2024/07/19 14:56:19 Error creating cached content: API request failed with status 500: {
“error”: {
“code”: 500,
“message”: “Internal error encountered.”,
“status”: “INTERNAL”
}
}

And when using the go SDK functions:
2024/07/19 15:05:56 Calling Vertex AI to create cached content
2024/07/19 15:05:57 Error from Vertex AI while creating cached content: rpc error: code = Internal desc = Internal error encountered.
2024/07/19 15:05:57 Error creating cached content: Vertex AI error: rpc error: code = Internal desc = Internal error encountered.

Welcome to the forums!

I’m trying to actually find a reference for this, but I’m not sure that “text/plain” is a supported file type. It certainly would explain why you’re getting a 500 error.

Is there a reason you don’t just include the text from these files directly?

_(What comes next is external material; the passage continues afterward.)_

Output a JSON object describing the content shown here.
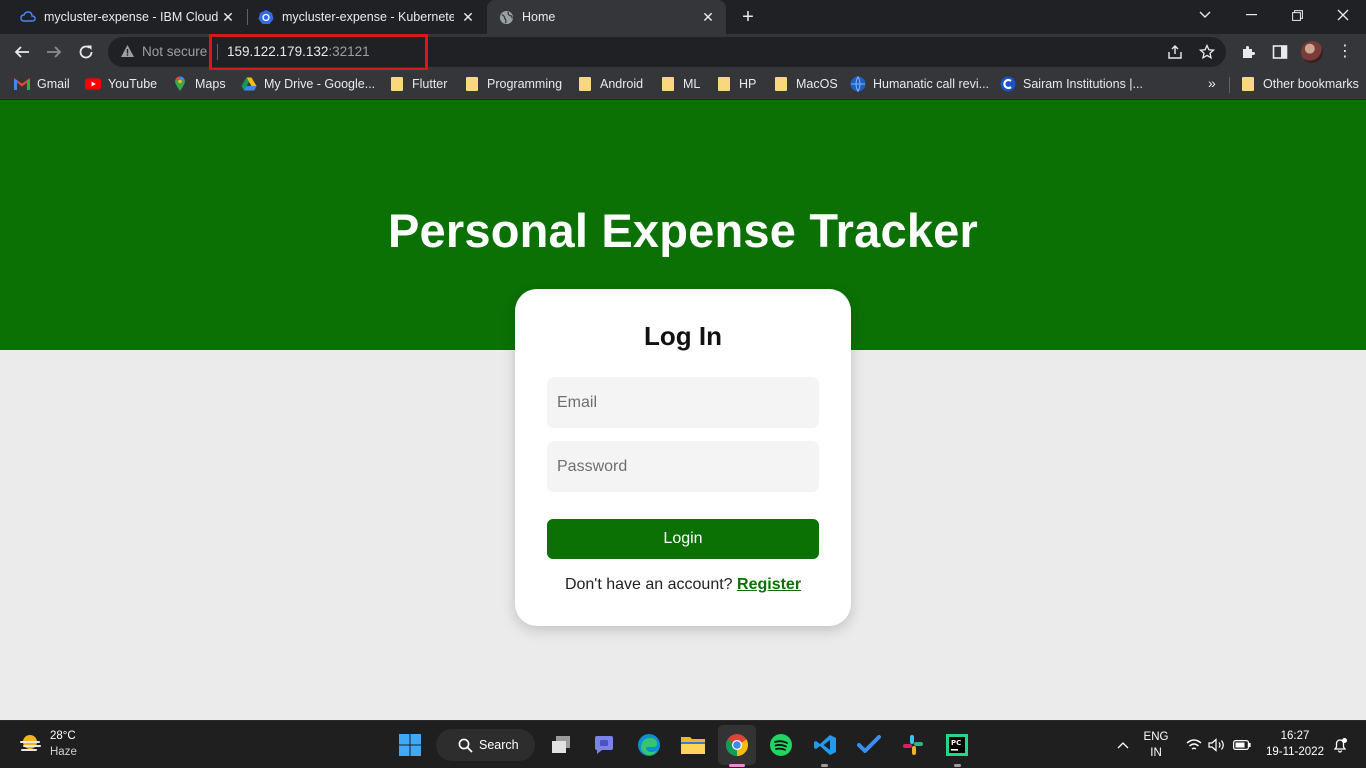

In the go sdk example test, they use a json file from google storage and use the MIME type plain/text. google-cloud-go/vertexai/genai/caching_test.go at vertexai/v0.12.0 · googleapis/google-cloud-go · GitHub

I was initially mindful of the 10mb limit for a single cached item but I guess text files from the pdfs I’m processing (research papers on arxiv) would almost never hit that limit.

I’m gonna try to just save the texts directly. Thanks for the suggestion!

Update: I’m still getting a 500 error even just with text blobs.

To solve this issue I used the genai client from “github.com/google/generative-ai-go/genai”, not the genai client from the vertex AI package. Maybe I had not set up the vertex client properly.